A new annual distribution fund by digital “theater-on-demand” platform Gathr will advance up to US$20,000 for 25 crowd-funded films, in return for exclusive launches on its service and traditional theatrical rights.
The fund promises to help filmmakers using crowdfunding get their work shown in more theaters, while retaining ancillary rights for their work.
Gathr bills itself as a service uniting movie-lovers with the films they want to see. The online platform allows users to reserve tickets for films – generally smaller, independent projects that have difficulty getting shown in theaters – which are then screened at a nearby venue. A minimum number of tickets need to be sold in order for a screening to occur, and if the time expires before quotas are filled, the screening doesn’t happen and no-one is charged.
The service averages about 150 attendees per screening, and helped launch previously little-known films such as 2013 documentary Girl Rising, which went on to gross US$1.7 million. Recent screenings have included 2014 Academy Award nominee The Square and the documentary Kids for Cash.
The distribution fund requires completed films to have raised at least US$50,000 through crowd-funding and accumulated at least 1,000 backers through a reputed crowd-funding website to be eligible for the advance.

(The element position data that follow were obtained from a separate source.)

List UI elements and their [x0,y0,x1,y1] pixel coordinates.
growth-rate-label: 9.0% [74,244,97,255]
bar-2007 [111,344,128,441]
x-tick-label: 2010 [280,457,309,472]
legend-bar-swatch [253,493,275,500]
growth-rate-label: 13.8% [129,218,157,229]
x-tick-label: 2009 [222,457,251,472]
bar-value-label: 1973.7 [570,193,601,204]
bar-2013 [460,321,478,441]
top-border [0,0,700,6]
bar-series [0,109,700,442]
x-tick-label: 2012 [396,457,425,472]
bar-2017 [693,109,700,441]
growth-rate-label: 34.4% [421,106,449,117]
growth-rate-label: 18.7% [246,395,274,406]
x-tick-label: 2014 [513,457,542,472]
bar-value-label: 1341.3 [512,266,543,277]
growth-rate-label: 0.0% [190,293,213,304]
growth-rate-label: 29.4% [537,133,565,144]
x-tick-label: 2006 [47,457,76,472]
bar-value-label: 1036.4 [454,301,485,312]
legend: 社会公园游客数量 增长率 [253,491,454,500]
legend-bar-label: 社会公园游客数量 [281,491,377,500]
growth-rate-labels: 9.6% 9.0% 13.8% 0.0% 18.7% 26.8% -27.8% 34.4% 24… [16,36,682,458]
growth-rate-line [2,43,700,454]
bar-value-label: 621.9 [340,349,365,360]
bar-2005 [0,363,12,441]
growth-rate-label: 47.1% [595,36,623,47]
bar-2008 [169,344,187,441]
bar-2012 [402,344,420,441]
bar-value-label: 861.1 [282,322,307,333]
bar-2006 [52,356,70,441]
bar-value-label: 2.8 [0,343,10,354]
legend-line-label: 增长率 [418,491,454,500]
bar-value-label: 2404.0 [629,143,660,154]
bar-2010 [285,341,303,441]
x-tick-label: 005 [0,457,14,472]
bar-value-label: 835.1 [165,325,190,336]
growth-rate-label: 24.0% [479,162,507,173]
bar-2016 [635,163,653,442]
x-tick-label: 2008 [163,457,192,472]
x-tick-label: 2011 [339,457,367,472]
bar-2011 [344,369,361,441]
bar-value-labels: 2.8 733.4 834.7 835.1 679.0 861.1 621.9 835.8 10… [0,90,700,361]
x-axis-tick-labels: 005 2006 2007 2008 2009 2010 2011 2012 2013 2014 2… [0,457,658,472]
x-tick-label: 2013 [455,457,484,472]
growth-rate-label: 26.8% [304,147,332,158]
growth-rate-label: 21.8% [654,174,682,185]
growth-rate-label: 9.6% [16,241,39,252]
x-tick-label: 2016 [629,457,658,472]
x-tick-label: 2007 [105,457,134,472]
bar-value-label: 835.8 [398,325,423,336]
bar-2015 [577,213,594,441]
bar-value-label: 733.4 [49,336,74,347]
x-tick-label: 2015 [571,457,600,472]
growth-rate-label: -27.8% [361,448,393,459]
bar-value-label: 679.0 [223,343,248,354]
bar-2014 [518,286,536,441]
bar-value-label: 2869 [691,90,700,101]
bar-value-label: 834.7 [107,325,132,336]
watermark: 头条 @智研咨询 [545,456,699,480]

“Traditional theatrical distribution in many cases has become a Trojan Horse of sorts to market a film’s ancillary opportunities, which is a shame because many films have theatrical audiences spread out across the country whom they are not able to reach in a cost-effective way,” said Gathr CEO Scott Glosserman in a statement.
“Gathr’s model has solved that problem and, as such, we are able to disengage all rights in order to give the filmmakers more flexibility and power over their choices.”
Richard Matson, head of distribution and acquisitions, added: “Because community plays such an important role in our distribution model, the fund allows Gathr to reward filmmakers who have successfully used crowd sourcing to build a following, while enhancing the commercial value of the film for the producers and their ancillary distribution partners.”